Er waren nog maar een paar dagen voorbij sinds de vondst van de botten. Een deel van het skelet was opgestuurd voor een C14-onderzoek, maar de forensisch arts volgde ook nog een ander spoor dat volgens haar sneller ging. Elínborg had met haar gesproken.

‘Sneller dan wat?’ had Erlendur Elínborg gevraagd.

‘Ze gebruikt de aluminiumsmelterij in Straumsvík,’ zei Elínborg.

‘De aluminiumsmelterij?’

‘Ze kijkt naar de uitstoot van de aluminiumsmelterij. Het gaat om zwaveldioxine en fluor en dergelijke stoffen. Heb je daar nooit van gehoord?’

‘Nee.’

‘De dioxine gaat in een bepaalde concentratie de lucht in, zet zich af op zee en wordt onder andere op het water aangetroffen in de omgeving van de smelterij, zoals het Kleifarvatn. Betere maatregelen tegen vervuiling hebben deze stoffen verminderd. Ze zegt dat ze het in een bepaalde concentratie in de botten heeft aangetroffen en de voorlopige conclusie is dat het lijk voor 1970 in het water is gegooid.’

‘En wat is de marge?’

‘Vijf jaar ervoor of erna.’

Het onderzoek naar het skelet in het Kleifarvatn hield zich nu dus bezig met mannen die waren verdwenen tussen 1960 en 1975. Het waren er acht in het hele land. Vijf ervan hadden in de omgeving van de hoofdstad gewoond.

De eerste man van Kristín was een van hen. Ze had de berichten over de vondst gezien. Ze had destijds zelf aangifte gedaan van zijn vermissing. Op een dag kwam hij niet thuis van zijn werk. Ze wachtte op hem met het eten. Hun zoontje speelde op de grond. Het werd later en later. Ze deed de jongen in bad, bracht hem naar bed en ging weer naar de keuken. Ze ging opnieuw zitten wachten. Ze zou televisie hebben gekeken als het niet donderdag was geweest.

Het was in de herfst van 1969. Ze woonden in een klein appartement dat ze pas hadden gekocht. Hij was verkoopleider bij een makelaardij en had de woning voor een schappelijke prijs gekregen. Zij had juist haar opleiding aan de handelsschool beëindigd toen ze elkaar leerden kennen. Een jaar later trouwden ze met pracht en praal en een jaar na de bruiloft werd hun zoon geboren, op wie de man dol was.

‘Daarom begrijp ik het niet,’ zei Kristín en ze keek hen om beurten aan.

Erlendur begreep dat ze nog steeds wachtte op de man die zo plotseling en onbegrijpelijk uit haar leven was verdwenen. Hij zag voor zich hoe ze in haar eentje zat te wachten in de schemering van de herfst. Zag hoe ze belde naar mensen die hem gekend hadden en hun vrienden waren, belde naar familie die zich de dagen daarop in de woning verzamelde om haar te steunen en te helpen in haar verdriet.
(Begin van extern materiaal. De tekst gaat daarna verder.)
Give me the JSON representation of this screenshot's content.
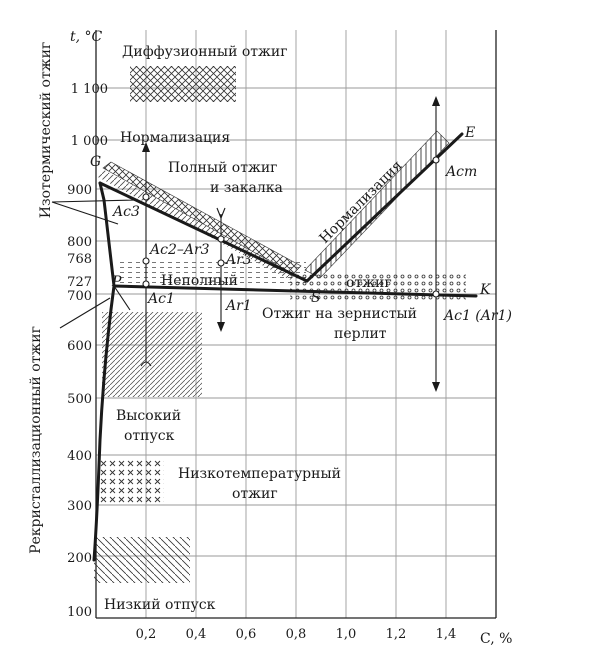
{
  "axes": {
    "y_label": "t, °C",
    "x_label": "C, %",
    "y_ticks": [
      "100",
      "200",
      "300",
      "400",
      "500",
      "600",
      "700",
      "727",
      "768",
      "800",
      "900",
      "1 000",
      "1 100"
    ],
    "x_ticks": [
      "0,2",
      "0,4",
      "0,6",
      "0,8",
      "1,0",
      "1,2",
      "1,4"
    ]
  },
  "side_labels": {
    "isothermal": "Изотермический отжиг",
    "recrystallization": "Рекристаллизационный отжиг"
  },
  "regions": {
    "diffusion": "Диффузионный отжиг",
    "normalization_top": "Нормализация",
    "normalization_diag": "Нормализация",
    "full_anneal_1": "Полный отжиг",
    "full_anneal_2": "и закалка",
    "incomplete": "Неполный",
    "anneal_word": "отжиг",
    "granular_1": "Отжиг на зернистый",
    "granular_2": "перлит",
    "high_temper_1": "Высокий",
    "high_temper_2": "отпуск",
    "low_anneal_1": "Низкотемпературный",
    "low_anneal_2": "отжиг",
    "low_temper": "Низкий отпуск"
  },
  "points": {
    "G": "G",
    "P": "P",
    "S": "S",
    "E": "E",
    "K": "K",
    "Ac3": "Ac3",
    "Ac2_Ar3": "Ac2–Ar3",
    "Ar3": "Ar3",
    "Ac1": "Ac1",
    "Ar1": "Ar1",
    "Acm": "Acm",
    "Ac1_Ar1": "Ac1 (Ar1)"
  }
}
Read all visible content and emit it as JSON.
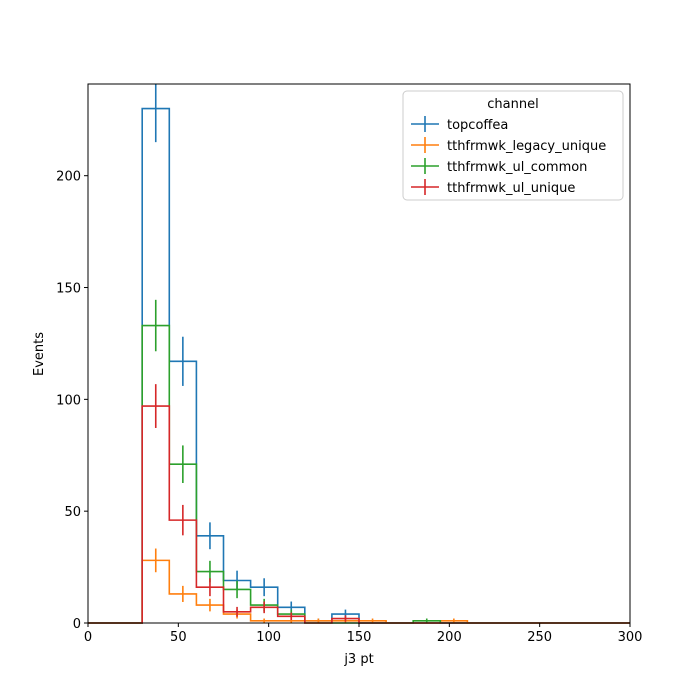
{
  "chart_data": {
    "type": "histogram-step",
    "xlabel": "j3 pt",
    "ylabel": "Events",
    "xlim": [
      0,
      300
    ],
    "ylim": [
      0,
      241
    ],
    "xticks": [
      0,
      50,
      100,
      150,
      200,
      250,
      300
    ],
    "yticks": [
      0,
      50,
      100,
      150,
      200
    ],
    "grid": false,
    "legend": {
      "title": "channel",
      "placement": "top-right"
    },
    "bin_edges": [
      0,
      10,
      20,
      30,
      45,
      60,
      75,
      90,
      105,
      120,
      135,
      150,
      165,
      180,
      195,
      210,
      225,
      240,
      255,
      270,
      285,
      300
    ],
    "series": [
      {
        "name": "topcoffea",
        "color": "#1f77b4",
        "values": [
          0,
          0,
          0,
          230,
          117,
          39,
          19,
          16,
          7,
          1,
          4,
          0,
          0,
          0,
          0,
          0,
          0,
          0,
          0,
          0,
          0
        ],
        "errors": [
          0,
          0,
          0,
          15,
          11,
          6,
          4.4,
          4,
          2.6,
          1,
          2,
          0,
          0,
          0,
          0,
          0,
          0,
          0,
          0,
          0,
          0
        ]
      },
      {
        "name": "tthfrmwk_legacy_unique",
        "color": "#ff7f0e",
        "values": [
          0,
          0,
          0,
          28,
          13,
          8,
          4,
          1,
          1,
          1,
          1,
          1,
          0,
          0,
          1,
          0,
          0,
          0,
          0,
          0,
          0
        ],
        "errors": [
          0,
          0,
          0,
          5.3,
          3.6,
          2.8,
          2,
          1,
          1,
          1,
          1,
          1,
          0,
          0,
          1,
          0,
          0,
          0,
          0,
          0,
          0
        ]
      },
      {
        "name": "tthfrmwk_ul_common",
        "color": "#2ca02c",
        "values": [
          0,
          0,
          0,
          133,
          71,
          23,
          15,
          8,
          4,
          0,
          0,
          0,
          0,
          1,
          0,
          0,
          0,
          0,
          0,
          0,
          0
        ],
        "errors": [
          0,
          0,
          0,
          11.5,
          8.4,
          4.8,
          3.9,
          2.8,
          2,
          0,
          0,
          0,
          0,
          1,
          0,
          0,
          0,
          0,
          0,
          0,
          0
        ]
      },
      {
        "name": "tthfrmwk_ul_unique",
        "color": "#d62728",
        "values": [
          0,
          0,
          0,
          97,
          46,
          16,
          5,
          7,
          3,
          0,
          2,
          0,
          0,
          0,
          0,
          0,
          0,
          0,
          0,
          0,
          0
        ],
        "errors": [
          0,
          0,
          0,
          9.8,
          6.8,
          4,
          2.2,
          2.6,
          1.7,
          0,
          1.4,
          0,
          0,
          0,
          0,
          0,
          0,
          0,
          0,
          0,
          0
        ]
      }
    ]
  }
}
‘We waren gelukkig,’ zei ze. ‘Kleine Benni was onze oogappel, ik had net een baan gekregen bij de Handelsvereniging en wist niet beter dan dat het hem ook goed ging in zijn werk. Het was een grote makelaardij en hij was een goede verkoper. Hij had het op school nooit zo goed gedaan, ging na drie jaar van de middelbare school af, maar hij werkte hard en ik dacht dat hij tevreden was met zijn leven. Hij had me nooit het idee gegeven dat dat niet zo was.’

Ze schonk koffie in hun kopjes.

‘Ik merkte de laatste dag niets ongewoons aan hem,’ zei ze en ze hield hun de schotel met cakejes voor. ‘Hij nam ’s ochtends afscheid, belde ’s middags alleen om mijn stem te horen en later nog eens om te zeggen dat hij wat later zou zijn. Daarna heb ik nooit meer wat van hem gehoord.’
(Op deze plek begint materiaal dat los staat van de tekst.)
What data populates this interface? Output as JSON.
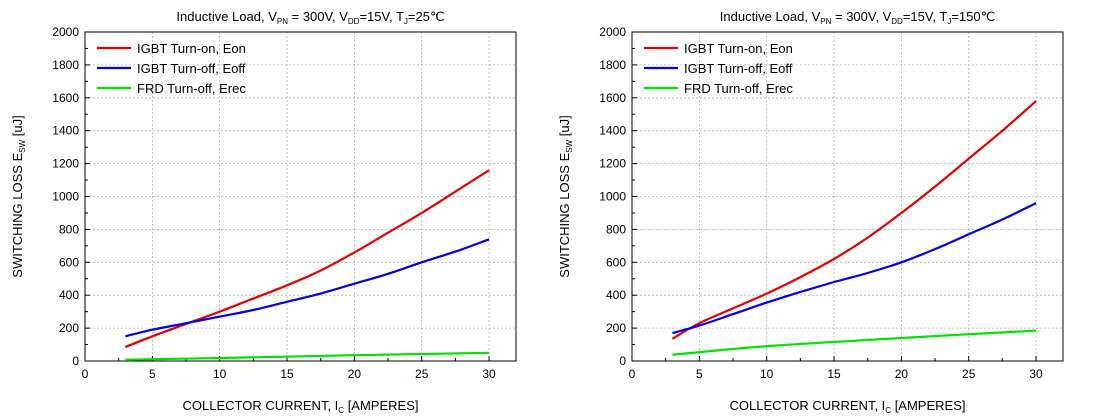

‘Maar ging het slecht op zijn werk, ook al vertelde hij jou dat niet?’ vroeg Elínborg. ‘We lazen de verklaring en...’

‘Ze moesten iemand ontslaan. Hij had het daar al dagen over, maar ze wisten niet wie. En toen werd hij die dag bij de directeur geroepen en werd hem gezegd dat ze hem niet meer nodig hadden. De directeur vertelde me dat later. Hij zei me dat mijn man helemaal niets gezegd had toen hij werd ontslagen, niet geprotesteerd had en niet naar een reden had gevraagd, maar gewoon de kamer was uitgelopen en aan zijn bureau was gaan zitten. Geen enkele reactie.’

‘Heeft hij je niet gebeld om het je te vertellen?’ vroeg Elínborg.

‘Nee,’ zei de vrouw, en Erlendur voelde het verdriet dat haar nog altijd in zijn greep hield. ‘Hij belde niet vaker dan ik verteld heb en sprak met geen woord over zijn ontslag.’

‘Waarom werd hij ontslagen?’ vroeg Erlendur.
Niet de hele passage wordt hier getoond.